Her mammoth trunk pulls earth’s nutrients to sustain her massive world. Her trunk I equate to life’s essentials: food, water, love, home, safety. Then from this wholesome base, independent healthy branches grow out at different angles and inclinations like friends, same but different. We constantly search for sunlight, falling then rising again, leaning toward other branches which may change our course for a time. But no matter what, we are inevitably pulled back to those branches we know well and love deeply. It’s where we find our truth and our peace.
Recently, Hurricane Irma did her best to harm this magnificent tree, but to no avail, though some of her heaviest branches have been propped up by the kindness of man and large wooden pylons help her gain her equilibrium.
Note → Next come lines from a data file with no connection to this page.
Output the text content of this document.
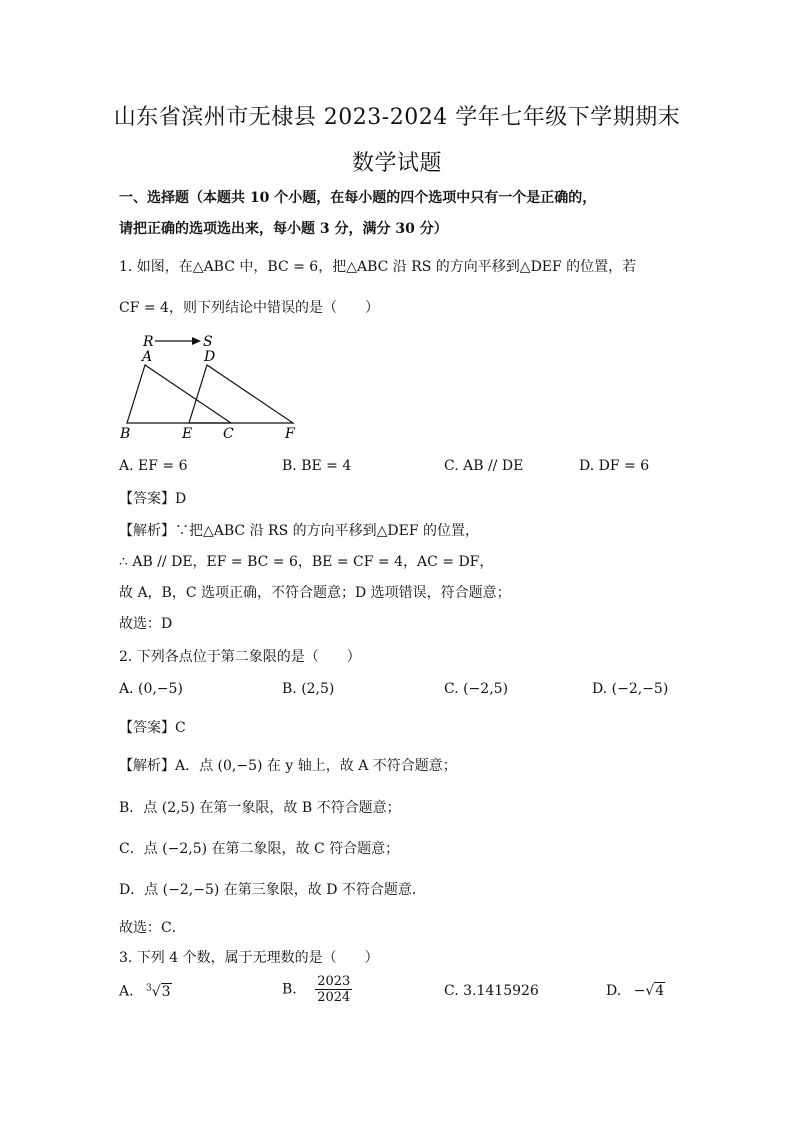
山东省滨州市无棣县 2023-2024 学年七年级下学期期末
数学试题
一、选择题（本题共 10 个小题，在每小题的四个选项中只有一个是正确的，
请把正确的选项选出来，每小题 3 分，满分 30 分）
1. 如图，在△ABC 中，BC = 6，把△ABC 沿 RS 的方向平移到△DEF 的位置，若
CF = 4，则下列结论中错误的是（　　）
R	S
A	D
B	E C	F
A. EF = 6	B. BE = 4	C. AB // DE	D. DF = 6
【答案】D
【解析】∵把△ABC 沿 RS 的方向平移到△DEF 的位置，
∴ AB // DE，EF = BC = 6，BE = CF = 4，AC = DF，
故 A，B，C 选项正确，不符合题意；D 选项错误，符合题意；
故选：D
2. 下列各点位于第二象限的是（　　）
A. (0,−5)	B. (2,5)	C. (−2,5)	D. (−2,−5)
【答案】C
【解析】A．点 (0,−5) 在 y 轴上，故 A 不符合题意；
B．点 (2,5) 在第一象限，故 B 不符合题意；
C．点 (−2,5) 在第二象限，故 C 符合题意；
D．点 (−2,−5) 在第三象限，故 D 不符合题意．
故选：C．
3. 下列 4 个数，属于无理数的是（　　）
A. $^3$√3	B. $\frac{2023}{2024}$	C. 3.1415926	D. −√4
I reckon it’s only until the angels are finished with more pressing matters and can return en masse to hold up the weight of the thick, gnarly branches until they are strong enough to point themselves towards the light. So it is with friendship. If we need a crutch, one of us will always be there to prop the other up until we can make it on our own.
And so, as we old friends gather and share kinship, wisdoms, and laughter, our limbs and our truths are lightened by burdens shared and lifted by laughter. We part, restored by new memories and can once again branch off bravely, toward the sunlight.
So…here is my spin, which will no doubt jar the delicate southern sensitivities and sensibilities of the Charlestonians, but I am a brave woman:
If you’re in Charleston and you hear “Kumya” know that it may indeed be thah Angel Tree calling you to huh, so she can whisper and urge you to look beyond thah obvious.
If you hear “Binya” don’t be blasé and think, “I’ve binthah done that.” Remembah who-ev-ah you ah, like The Angel Tree, you too will have to fight to find the sunshine.
So, Kumya one and all to Charleston, and stretch out and touch the solid, timeless branches leaning towards you. They will give you the strength you need to reach all the way to heaven.